I have never been a big believer in fresh starts.


Not because I am cynical about change — I have seen too much of it, in myself and in the people I work with, to dismiss the possibility. But the mythology of the fresh start — the clean slate, the new beginning untethered from everything that came before it — has always seemed off to me. You do not get to start over. You get to start from where you are. Those are two different things.


And yet. Spring keeps arriving anyway, and I keep being unable to argue my way out of it.


What Easter Actually Teaches


The older I get, and the more I have been through, the more I think Easter is about something harder and more honest than renewal. It is about what comes after the worst thing. It is about the possibility — not the guarantee, but the possibility — that the story is not over when it feels like it is.

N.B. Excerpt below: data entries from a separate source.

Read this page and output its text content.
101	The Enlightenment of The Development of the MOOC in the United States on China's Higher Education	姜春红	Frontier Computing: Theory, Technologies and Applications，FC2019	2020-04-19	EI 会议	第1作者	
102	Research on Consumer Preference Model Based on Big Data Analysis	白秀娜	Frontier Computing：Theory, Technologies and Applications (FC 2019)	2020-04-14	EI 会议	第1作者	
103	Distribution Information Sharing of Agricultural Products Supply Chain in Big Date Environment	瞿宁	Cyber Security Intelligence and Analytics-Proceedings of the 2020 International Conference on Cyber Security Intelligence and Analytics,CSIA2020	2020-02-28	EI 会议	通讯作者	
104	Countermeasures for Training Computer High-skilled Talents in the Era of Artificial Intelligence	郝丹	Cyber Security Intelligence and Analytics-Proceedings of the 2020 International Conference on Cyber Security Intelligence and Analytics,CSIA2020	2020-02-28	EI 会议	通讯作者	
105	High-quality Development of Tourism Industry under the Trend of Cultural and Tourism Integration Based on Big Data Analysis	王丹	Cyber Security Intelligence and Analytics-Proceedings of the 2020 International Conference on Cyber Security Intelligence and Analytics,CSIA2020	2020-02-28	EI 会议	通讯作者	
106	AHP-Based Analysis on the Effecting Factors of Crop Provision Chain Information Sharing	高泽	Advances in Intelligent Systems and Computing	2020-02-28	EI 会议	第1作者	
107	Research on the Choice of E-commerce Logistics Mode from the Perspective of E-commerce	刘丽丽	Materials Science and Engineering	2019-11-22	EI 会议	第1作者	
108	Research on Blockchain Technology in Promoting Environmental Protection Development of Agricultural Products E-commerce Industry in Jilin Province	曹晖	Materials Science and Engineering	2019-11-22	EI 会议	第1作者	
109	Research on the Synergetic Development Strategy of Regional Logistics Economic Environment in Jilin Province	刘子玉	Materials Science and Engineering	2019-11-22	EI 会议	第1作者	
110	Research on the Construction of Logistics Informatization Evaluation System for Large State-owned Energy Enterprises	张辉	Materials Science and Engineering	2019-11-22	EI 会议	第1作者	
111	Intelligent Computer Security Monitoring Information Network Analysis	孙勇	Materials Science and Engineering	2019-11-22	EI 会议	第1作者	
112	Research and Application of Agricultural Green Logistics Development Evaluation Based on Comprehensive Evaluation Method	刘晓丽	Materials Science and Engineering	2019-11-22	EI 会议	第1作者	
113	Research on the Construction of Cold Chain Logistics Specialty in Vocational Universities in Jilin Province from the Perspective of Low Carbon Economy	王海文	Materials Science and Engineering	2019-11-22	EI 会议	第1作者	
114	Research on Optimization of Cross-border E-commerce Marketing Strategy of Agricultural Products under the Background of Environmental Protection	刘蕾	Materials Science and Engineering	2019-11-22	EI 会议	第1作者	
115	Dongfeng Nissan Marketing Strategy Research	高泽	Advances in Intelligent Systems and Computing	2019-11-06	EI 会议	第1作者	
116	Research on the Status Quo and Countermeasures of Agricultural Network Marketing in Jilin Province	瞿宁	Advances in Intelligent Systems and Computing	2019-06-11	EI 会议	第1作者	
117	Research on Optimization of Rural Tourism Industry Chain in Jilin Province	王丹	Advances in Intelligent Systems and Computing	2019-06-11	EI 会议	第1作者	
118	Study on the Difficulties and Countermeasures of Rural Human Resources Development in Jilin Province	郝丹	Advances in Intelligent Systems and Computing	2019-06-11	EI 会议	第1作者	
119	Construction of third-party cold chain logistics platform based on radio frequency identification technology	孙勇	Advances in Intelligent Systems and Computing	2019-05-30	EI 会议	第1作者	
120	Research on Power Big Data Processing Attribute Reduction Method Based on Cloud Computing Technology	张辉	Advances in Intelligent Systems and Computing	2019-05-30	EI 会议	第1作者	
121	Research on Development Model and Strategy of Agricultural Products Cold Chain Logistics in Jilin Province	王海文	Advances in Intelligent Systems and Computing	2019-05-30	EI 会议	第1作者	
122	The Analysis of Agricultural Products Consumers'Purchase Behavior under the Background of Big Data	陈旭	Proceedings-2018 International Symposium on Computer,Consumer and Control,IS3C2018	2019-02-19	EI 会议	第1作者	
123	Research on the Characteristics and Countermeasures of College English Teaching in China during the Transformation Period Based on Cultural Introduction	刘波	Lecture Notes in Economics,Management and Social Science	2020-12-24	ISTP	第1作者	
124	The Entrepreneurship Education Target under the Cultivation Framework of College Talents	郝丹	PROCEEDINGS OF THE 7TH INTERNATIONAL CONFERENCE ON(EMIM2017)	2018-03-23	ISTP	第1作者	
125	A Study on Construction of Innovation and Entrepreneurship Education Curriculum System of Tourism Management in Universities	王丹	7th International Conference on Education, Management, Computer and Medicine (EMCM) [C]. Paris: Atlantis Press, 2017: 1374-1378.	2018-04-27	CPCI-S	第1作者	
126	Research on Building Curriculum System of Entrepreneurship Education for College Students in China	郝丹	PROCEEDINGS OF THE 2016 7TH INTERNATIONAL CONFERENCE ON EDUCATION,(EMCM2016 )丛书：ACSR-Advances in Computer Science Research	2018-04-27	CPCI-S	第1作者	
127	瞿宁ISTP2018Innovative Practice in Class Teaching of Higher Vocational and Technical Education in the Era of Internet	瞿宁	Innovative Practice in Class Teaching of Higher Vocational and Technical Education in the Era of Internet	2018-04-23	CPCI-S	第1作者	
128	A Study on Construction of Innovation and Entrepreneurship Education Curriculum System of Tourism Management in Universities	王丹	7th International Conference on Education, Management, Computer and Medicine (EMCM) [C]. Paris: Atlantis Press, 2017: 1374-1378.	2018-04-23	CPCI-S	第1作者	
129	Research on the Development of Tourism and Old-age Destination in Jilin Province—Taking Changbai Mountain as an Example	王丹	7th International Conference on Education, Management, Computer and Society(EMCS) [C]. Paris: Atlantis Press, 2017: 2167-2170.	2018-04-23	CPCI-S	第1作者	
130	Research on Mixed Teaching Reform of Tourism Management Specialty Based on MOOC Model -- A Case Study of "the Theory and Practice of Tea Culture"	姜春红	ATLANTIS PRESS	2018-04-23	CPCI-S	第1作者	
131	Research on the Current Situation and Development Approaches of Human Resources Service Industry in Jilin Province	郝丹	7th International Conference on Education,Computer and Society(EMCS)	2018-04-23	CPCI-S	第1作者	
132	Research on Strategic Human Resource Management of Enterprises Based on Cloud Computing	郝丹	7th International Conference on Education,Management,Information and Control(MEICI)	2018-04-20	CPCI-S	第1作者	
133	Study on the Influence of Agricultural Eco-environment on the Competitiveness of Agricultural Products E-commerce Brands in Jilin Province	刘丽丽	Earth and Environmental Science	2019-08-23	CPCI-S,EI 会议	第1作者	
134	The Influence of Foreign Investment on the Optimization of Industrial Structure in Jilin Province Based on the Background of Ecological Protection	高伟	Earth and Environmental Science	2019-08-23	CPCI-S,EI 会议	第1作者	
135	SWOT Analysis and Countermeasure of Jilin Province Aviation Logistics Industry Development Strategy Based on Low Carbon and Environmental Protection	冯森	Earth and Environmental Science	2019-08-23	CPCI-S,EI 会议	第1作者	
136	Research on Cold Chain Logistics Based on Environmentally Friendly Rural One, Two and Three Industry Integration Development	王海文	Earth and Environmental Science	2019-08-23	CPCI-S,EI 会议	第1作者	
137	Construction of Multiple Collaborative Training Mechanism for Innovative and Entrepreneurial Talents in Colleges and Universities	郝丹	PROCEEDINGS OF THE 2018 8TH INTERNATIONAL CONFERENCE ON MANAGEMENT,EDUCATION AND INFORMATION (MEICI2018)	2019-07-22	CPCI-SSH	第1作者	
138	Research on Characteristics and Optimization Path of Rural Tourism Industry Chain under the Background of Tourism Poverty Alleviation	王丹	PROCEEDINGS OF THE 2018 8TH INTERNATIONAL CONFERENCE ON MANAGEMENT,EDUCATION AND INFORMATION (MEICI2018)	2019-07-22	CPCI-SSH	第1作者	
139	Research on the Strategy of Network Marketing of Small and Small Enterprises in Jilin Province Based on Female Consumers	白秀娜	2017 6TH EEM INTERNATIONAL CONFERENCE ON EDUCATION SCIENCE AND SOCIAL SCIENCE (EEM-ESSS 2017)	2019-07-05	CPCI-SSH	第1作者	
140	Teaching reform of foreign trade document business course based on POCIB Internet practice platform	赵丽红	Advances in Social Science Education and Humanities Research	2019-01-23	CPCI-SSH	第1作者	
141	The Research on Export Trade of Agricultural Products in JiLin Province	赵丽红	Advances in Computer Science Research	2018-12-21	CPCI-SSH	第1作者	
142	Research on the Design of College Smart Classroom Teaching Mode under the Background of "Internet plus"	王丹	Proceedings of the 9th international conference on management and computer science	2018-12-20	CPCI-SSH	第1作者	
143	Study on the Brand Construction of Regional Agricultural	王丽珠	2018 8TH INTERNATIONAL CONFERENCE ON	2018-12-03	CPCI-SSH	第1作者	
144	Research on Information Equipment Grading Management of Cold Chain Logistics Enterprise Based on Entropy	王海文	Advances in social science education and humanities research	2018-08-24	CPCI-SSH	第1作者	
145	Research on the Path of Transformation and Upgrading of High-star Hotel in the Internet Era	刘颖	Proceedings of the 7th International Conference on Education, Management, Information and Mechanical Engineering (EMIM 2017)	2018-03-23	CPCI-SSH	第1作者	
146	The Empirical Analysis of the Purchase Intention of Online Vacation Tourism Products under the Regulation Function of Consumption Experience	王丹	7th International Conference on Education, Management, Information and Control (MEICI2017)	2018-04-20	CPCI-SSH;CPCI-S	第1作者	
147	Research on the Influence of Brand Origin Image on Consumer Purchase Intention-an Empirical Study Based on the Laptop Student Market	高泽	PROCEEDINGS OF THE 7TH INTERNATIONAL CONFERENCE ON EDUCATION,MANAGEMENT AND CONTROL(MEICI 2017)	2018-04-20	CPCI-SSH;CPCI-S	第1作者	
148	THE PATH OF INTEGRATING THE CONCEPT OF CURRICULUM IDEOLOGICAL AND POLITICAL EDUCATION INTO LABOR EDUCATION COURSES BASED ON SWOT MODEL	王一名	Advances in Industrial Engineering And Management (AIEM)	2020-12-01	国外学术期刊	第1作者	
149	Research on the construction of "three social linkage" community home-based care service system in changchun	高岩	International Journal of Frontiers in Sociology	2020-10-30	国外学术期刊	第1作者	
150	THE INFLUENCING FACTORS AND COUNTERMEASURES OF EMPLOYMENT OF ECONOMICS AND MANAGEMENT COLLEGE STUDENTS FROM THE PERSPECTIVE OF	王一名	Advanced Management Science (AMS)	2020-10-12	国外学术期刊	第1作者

I sat through a lot of dark mornings during chemo wondering if the things I cared about would still be waiting on the other side. The training. The work. The people. Most of them were. Some of them were different. I was different. That is not a failure of renewal — that is what renewal actually looks like. Not a return to what was, but an honest reckoning with what is, and a decision to keep moving anyway.


The Problem With Fresh Starts


Most people do not need a fresh start. They need an honest look at where they actually are — not where they wish they were, not where they were before things got hard — and a decision about what to do from that specific place, on this specific day, with what is actually available to them.


Spring does not erase winter. It follows it. The ground is softer after the freeze. Things grow anew in the disruption the cold left behind. The season does not pretend nothing happened. It simply keeps going anyway.


That is the version of renewal I embrace. Not the mythology of the blank slate, but the reality of the thawed ground — still marked by what it has been through, and because of that, more ready to grow than it would have been otherwise.


What I Am Actually Starting This Spring


I am getting back into full training mode after a winter where I kept my stride but didn’t go all out. I am putting work into the world that has been in progress for longer than I care to admit. I am trying to show up better in a few places where I know I have been running on autopilot.


None of those things are fresh starts. They are continuations of work already in progress, of commitments already made, of a life that has been through enough to know that the goal is not to start over. The goal is to keep going with more honesty, authenticity and intention than you managed yesterday.


That is what spring is, if you let it be.


Happy Easter. Get outside. Keep going.